Artista é espelho da sociedade, não o vilão dela.
Ayrtonny Pereira dos Santos
fevereiro 23, 2025 AT 10:36Essa merda de lei é só pra calar os negros que não querem ficar quietinhos no canto. Oruam tá só falando a verdade que o sistema não quer ouvir. Vocês querem censura? Tira o dinheiro dos bancos, dos latifundiários, dos políticos que roubam bilhão e depois vem falar de rapper.
Isso aqui é fascismo com capa de moralidade.
Kalil de Lima
fevereiro 23, 2025 AT 11:00Mano, eu entendo o medo de pais que acham que música influencia o filho a virar bandido, mas a gente não pode confundir arte com recrutamento.
Oruam não tá ensinando ninguém a vender droga - ele tá contando como é viver na favela, e isso é diferente.
Se a gente começar a censurar tudo que fala de dor, vai acabar tirando Shakespeare, Machado, até o Chico Buarque.
Liberdade de expressão não é luxo, é direito. E o pior: essa lei vai matar mais artistas pobres do que traficantes. Eles não têm dinheiro pra apelar, nem advogado. É só mandar o cancelamento e pronto.

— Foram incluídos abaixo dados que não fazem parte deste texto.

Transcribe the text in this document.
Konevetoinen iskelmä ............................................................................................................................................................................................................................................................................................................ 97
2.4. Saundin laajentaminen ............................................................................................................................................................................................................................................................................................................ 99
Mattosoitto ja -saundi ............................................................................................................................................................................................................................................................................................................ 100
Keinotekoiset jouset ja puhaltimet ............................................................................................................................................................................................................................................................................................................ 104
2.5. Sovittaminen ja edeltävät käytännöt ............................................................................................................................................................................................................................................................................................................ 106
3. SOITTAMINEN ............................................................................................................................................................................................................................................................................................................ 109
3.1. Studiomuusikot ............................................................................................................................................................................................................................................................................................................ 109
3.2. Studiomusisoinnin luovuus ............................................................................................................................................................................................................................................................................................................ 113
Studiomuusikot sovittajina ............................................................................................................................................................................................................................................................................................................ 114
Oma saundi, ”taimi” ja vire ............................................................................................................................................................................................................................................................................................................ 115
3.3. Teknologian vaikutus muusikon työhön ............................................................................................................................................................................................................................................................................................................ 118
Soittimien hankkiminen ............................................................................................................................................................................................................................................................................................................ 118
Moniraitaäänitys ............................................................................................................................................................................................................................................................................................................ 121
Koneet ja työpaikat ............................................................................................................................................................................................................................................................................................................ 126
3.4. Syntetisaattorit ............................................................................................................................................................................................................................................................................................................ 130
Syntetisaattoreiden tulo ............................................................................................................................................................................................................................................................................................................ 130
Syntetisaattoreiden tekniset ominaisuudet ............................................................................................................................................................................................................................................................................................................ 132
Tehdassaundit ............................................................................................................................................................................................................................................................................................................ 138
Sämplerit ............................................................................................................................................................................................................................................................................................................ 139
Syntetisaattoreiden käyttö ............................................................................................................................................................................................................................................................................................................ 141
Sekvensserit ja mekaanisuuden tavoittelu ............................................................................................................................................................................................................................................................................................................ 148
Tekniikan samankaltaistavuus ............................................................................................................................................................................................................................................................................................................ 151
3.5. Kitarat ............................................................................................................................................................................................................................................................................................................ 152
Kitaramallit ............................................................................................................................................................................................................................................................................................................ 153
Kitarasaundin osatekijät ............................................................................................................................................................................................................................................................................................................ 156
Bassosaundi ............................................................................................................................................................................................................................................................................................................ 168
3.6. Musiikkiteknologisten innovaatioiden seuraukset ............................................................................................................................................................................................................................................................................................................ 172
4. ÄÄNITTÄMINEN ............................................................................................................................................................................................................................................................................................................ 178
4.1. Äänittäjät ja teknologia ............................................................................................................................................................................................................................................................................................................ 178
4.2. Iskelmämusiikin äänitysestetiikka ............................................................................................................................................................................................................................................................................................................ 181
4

Se quer proteger os jovens, investe em escola, cultura, emprego. Não em lei que pune quem já tá na luta.
Renato Maguila
fevereiro 25, 2025 AT 01:36eu acho q a ideia de proteger jovens é legitima, mas a forma como ta sendo feita... tipo, se a gente proibir tudo q fala de crime, a gente tb tem q tirar os filmes do brasil, os livros de jornalismo, os documentarios da netflix...
ai a gente ta censurando a realidade, nao o crime.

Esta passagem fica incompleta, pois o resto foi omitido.